Dalam pernyataan terpisah, Kementerian Keuangan Korsel menyatakan guncangan terhadap ekonomi Korsel, yang sebagian besar bergantung pada perdagangan, dapat berlanjut pada kuartal II/2020 saat resesi global semakin dalam.
Pengeluaran yang dipercepat oleh pemerintah, termasuk anggaran darurat yang disusun bulan lalu, menahan laju kontraksi di kuartal pertama.
Ekonomi Korea Selatan juga diuntungkan pda kuartal terakhir dari keberhasilan pemerintah dalam mengendalikan virus secara relatif lebih cepat tanpa harus menerapkan kebijakan lockdown.
Prospek perdagangan global yang semakin suram sekarang menjadi risiko utama pertumbuhan, karena pasar di AS, Eropa, dan Jepang terhenti.
Baca Juga
"Korea Selatan lebih cepat berkembang daripada ekonomi maju lainnya," kata analis DB Financial Investment Moon Hong-cheol, seperti dikutip Bloomberg.
"Apa yang terjadi pada kuartal kedua sangat tergantung pada seberapa cepat langkah-langkah stimulus dapat disahkan."

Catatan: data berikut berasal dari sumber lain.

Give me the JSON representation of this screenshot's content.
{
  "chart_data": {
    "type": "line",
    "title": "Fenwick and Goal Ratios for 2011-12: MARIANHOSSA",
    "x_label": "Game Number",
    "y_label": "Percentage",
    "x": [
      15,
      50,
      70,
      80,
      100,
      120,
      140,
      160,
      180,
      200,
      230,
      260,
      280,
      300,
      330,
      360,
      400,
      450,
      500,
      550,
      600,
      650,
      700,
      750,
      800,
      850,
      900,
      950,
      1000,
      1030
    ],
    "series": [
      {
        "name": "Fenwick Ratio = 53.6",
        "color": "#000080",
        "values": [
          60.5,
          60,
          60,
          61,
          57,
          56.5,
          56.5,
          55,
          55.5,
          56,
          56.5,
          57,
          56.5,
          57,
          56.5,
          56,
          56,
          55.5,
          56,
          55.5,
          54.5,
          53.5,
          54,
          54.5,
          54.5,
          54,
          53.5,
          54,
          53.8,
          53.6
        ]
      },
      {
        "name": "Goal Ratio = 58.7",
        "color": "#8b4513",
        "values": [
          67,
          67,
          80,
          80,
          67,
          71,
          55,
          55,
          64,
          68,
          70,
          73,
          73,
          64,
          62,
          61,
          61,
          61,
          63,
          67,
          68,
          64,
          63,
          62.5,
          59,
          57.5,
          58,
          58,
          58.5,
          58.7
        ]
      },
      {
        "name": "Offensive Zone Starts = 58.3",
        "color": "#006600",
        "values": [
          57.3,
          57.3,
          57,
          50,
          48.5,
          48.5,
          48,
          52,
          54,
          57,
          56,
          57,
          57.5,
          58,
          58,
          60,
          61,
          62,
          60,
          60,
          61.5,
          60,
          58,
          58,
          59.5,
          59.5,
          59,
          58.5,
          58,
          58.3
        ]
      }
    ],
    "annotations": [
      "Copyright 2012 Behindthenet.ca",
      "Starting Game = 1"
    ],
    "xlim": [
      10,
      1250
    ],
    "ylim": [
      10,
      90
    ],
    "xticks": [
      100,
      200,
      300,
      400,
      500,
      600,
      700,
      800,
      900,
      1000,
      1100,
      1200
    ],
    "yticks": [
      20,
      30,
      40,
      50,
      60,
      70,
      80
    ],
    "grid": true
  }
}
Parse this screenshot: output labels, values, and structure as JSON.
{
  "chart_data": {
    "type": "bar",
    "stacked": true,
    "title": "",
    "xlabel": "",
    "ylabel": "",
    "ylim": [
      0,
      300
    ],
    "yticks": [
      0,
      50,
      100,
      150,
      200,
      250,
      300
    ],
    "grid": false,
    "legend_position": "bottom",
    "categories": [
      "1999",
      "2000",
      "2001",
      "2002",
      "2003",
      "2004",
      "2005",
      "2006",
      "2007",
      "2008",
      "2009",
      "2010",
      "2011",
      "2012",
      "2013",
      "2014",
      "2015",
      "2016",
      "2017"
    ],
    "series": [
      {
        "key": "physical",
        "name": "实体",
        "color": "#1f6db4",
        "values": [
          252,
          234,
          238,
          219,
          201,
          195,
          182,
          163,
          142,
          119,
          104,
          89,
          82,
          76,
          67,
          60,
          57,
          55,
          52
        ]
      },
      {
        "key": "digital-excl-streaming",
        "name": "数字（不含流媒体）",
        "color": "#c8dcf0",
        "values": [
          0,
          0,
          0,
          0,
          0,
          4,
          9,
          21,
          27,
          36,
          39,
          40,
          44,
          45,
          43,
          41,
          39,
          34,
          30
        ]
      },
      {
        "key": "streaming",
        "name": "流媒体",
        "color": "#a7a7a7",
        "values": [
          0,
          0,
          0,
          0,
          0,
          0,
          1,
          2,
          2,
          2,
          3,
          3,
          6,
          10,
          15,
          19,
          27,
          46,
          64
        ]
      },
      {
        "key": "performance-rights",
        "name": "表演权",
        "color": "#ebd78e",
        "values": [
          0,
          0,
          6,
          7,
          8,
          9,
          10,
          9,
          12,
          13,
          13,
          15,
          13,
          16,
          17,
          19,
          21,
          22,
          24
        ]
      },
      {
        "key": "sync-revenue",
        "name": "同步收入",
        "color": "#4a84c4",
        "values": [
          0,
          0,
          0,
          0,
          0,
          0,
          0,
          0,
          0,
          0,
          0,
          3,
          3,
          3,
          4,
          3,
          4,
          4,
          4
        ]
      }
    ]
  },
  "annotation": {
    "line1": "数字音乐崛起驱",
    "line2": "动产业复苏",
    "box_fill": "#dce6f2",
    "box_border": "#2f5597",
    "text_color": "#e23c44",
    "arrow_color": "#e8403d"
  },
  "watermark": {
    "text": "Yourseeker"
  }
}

Presiden Moon Jae-in mengatakan pada hari Rabu bahwa merencanakan anggaran darurat ketiga dan menyerukan "Kesepakatan Baru gaya Korea" untuk menciptakan lapangan kerja jangka panjang. Sejauh ini, pemerintah telah menjanjikan stimulus sedikitnya 245 triliun won (US$199 miliar) untuk menopang perekonomian.
Gubernur Bank of Korea Lee Ju-yeol memperkirakan pertumbuhan ekonomi tahun ini hanya kurang dari 1 persen. Bank sentral akan memperbarui proyeksi ekonominya pada pertemuan terjadwal berikutnya pada 28 Mei mendatang.
Ekonom Bloomberg Justin Jimenez mengatakan bahwa perdagangan dan investasi siap untuk menerima pukulan lebih lanjut karena lockdown di sejumlah negara mengurangi permintaan ekspor, sementara peningkatan jumlahPHK akan terus mengurangi konsumsi swasta.
“Stimulus lebih lanjut, termasuk rencana pengeluaran pemerintah yang agresif dan pelonggaran lebih lanjut dari Bank of Korea, akan membantu melunakkan tekanan tersebut," ungkapnya.